Browsergames vs. Gameindustrie

Mit so komplexen Online-Games wie WoW der traditionellen Gameindustrie können die meisten Browsergames noch nicht mithalten. Die Qualität von Browsergames hat sich jedoch seit dem ersten bekannten Browsergame „SOL“ aus dem Jahr 1995 stark verbessert. Die technischen Möglichkeiten des Web 2.0 machen es möglich, dass es nicht mehr nur „ein Spiel für alle“ gibt, sondern sich Online-Spieler ihre eigene Spielrealität aus einzelnen Elementen zusammenbasteln können, und die Spielhandlungen immer realistischer werden.

Zudem besteht nicht nur zwischen PC- und Konsolen-Spieleherstellern und Browsergame-Anbietern ein starker Wettbewerbsdruck, sondern auch innerhalb der Browsergame-Community selbst.
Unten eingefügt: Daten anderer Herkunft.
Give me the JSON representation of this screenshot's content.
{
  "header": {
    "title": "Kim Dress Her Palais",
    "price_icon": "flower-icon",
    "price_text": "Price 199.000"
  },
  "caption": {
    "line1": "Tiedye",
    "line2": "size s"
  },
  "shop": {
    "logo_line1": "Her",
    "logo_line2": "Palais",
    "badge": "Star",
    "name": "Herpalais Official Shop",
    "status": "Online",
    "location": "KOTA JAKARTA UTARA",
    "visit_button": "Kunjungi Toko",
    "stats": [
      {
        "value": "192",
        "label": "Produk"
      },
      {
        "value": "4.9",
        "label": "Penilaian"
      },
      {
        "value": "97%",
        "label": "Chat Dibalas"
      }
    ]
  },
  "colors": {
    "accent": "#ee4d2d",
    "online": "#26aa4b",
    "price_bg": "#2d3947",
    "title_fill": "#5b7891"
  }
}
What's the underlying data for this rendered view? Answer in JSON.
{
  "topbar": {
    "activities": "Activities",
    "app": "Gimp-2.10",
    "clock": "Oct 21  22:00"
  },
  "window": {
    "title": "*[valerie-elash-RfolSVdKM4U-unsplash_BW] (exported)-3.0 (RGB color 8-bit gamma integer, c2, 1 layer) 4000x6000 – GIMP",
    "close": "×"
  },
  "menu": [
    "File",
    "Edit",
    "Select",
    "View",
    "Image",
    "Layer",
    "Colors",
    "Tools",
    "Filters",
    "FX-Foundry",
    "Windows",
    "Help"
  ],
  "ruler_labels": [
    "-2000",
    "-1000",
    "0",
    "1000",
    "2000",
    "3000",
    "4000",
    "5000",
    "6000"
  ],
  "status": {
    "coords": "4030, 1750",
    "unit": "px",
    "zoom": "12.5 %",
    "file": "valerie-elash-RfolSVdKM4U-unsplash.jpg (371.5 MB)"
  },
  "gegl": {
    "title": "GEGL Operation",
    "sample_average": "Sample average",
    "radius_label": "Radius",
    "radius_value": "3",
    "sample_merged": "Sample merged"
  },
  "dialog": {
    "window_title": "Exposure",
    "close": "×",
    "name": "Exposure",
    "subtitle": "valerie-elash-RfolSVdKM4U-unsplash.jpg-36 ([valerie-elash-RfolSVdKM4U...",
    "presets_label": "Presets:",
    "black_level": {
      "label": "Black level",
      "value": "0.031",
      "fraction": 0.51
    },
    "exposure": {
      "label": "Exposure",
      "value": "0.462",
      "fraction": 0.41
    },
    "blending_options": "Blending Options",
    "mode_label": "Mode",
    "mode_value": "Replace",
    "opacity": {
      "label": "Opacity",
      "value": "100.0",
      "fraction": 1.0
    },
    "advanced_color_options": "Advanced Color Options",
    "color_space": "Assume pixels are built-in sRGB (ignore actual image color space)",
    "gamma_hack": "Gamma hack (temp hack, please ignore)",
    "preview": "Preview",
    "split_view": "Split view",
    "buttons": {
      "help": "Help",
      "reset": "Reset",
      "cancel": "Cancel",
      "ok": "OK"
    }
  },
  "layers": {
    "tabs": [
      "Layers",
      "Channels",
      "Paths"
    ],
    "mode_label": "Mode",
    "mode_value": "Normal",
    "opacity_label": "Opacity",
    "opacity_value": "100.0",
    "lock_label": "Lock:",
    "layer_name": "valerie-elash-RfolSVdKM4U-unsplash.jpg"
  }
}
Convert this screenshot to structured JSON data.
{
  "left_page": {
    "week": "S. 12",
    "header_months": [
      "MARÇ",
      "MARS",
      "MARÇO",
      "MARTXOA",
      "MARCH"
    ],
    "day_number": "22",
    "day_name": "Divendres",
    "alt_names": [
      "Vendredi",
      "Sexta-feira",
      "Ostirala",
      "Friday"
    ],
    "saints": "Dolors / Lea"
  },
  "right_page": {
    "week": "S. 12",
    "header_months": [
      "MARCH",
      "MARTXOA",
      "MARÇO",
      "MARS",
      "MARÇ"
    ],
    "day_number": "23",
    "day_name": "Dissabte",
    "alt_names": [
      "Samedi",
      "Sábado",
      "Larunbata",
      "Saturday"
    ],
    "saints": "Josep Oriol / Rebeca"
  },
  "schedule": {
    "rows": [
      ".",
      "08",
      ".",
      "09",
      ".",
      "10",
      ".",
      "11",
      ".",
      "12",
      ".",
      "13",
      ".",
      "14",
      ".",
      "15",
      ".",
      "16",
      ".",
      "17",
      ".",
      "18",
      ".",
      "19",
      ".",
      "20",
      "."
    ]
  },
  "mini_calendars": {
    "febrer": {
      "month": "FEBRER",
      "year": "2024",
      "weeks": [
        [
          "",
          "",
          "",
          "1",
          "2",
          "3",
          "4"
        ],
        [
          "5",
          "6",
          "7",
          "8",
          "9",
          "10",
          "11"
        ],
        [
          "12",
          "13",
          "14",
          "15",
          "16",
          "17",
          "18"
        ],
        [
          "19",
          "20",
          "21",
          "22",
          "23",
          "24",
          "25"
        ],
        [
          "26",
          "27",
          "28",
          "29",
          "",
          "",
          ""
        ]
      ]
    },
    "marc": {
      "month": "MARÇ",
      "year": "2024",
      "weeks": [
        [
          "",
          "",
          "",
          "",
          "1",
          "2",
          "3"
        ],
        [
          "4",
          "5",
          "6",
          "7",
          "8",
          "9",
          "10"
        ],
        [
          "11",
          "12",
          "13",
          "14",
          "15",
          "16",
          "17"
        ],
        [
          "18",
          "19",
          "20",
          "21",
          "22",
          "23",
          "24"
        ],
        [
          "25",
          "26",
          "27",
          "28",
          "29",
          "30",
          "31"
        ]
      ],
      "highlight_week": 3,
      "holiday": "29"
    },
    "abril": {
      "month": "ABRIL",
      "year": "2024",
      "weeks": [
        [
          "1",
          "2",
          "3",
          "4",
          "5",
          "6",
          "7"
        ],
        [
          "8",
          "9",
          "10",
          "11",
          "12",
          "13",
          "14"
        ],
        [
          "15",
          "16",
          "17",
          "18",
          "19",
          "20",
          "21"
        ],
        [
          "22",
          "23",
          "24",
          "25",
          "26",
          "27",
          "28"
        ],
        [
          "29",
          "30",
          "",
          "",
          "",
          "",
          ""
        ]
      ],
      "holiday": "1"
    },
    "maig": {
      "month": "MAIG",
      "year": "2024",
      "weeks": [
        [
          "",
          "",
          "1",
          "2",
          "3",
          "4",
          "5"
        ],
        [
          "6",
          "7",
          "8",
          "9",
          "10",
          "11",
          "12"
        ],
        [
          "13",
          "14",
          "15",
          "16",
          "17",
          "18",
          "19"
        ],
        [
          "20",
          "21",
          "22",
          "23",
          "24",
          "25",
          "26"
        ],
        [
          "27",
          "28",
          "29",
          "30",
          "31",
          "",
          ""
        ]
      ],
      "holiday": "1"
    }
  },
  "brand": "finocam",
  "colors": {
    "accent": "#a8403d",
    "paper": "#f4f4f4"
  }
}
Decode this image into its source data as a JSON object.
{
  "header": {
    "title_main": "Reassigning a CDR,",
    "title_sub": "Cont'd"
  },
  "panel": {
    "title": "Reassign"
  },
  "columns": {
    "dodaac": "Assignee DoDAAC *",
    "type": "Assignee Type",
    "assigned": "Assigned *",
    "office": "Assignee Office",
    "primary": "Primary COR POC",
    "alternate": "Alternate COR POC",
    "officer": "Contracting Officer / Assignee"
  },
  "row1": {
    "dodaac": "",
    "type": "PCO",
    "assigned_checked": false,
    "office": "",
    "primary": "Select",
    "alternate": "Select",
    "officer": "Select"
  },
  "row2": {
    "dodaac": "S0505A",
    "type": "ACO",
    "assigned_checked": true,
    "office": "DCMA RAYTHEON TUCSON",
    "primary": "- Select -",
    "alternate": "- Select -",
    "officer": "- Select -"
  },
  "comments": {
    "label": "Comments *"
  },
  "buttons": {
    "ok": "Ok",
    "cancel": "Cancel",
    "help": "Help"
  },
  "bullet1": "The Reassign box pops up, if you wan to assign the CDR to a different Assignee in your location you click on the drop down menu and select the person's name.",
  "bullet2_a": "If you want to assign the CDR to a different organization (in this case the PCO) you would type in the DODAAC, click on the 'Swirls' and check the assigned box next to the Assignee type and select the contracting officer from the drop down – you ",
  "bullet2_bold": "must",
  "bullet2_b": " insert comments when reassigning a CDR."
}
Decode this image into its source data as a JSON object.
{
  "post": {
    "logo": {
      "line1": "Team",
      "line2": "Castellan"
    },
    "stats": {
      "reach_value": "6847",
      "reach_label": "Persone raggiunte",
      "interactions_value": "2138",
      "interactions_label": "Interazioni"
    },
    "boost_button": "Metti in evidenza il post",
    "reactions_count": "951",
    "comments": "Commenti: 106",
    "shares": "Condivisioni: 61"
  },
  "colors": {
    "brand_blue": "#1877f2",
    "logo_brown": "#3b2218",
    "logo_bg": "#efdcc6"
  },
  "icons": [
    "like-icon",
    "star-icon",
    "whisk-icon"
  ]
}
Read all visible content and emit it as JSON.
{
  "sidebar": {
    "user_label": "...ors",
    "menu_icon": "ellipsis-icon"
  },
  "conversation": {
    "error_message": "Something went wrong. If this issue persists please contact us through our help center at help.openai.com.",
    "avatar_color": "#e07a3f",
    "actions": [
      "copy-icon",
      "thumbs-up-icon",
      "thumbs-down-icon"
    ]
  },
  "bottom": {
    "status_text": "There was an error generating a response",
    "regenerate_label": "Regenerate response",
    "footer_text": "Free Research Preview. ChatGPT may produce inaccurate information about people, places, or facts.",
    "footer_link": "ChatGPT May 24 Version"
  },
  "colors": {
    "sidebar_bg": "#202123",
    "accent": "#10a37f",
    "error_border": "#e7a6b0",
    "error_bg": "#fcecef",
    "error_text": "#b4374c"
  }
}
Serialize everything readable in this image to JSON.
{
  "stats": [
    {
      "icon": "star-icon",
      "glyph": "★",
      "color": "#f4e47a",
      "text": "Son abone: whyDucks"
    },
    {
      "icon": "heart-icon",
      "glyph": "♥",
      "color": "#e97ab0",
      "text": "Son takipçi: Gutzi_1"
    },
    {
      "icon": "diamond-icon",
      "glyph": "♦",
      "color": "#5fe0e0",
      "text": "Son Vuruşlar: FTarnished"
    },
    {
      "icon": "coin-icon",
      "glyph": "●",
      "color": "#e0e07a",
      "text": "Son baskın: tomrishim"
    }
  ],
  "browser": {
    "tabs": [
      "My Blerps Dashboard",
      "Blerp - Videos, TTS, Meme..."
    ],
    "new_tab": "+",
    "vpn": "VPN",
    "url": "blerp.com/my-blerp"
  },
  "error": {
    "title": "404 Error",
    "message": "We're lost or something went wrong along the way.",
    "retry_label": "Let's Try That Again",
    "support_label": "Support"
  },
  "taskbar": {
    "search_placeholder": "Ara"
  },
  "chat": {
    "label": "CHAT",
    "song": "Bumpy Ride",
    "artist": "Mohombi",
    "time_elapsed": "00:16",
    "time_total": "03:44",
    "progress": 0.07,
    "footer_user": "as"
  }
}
Seit 2005 werden die besten Browsergames in verschiedenen Kategorien (z. B. beste Graphik, bestes Gameplay) und Spielgenres von Gamesdynamite, einem Internetmagazin für Online-Spiele, ausgezeichnet. So wurde beispielsweise das im Wilden Westen spielende Rollenspiel „The West“ 2008 zum besten Browsergame gekürt. Das beste Strategiespiel ist derzeit das mittelalterliche Game „Zarenkriege“, die beste Wirtschaftssimulation das virtuelle Pferdespiel „Howrse“.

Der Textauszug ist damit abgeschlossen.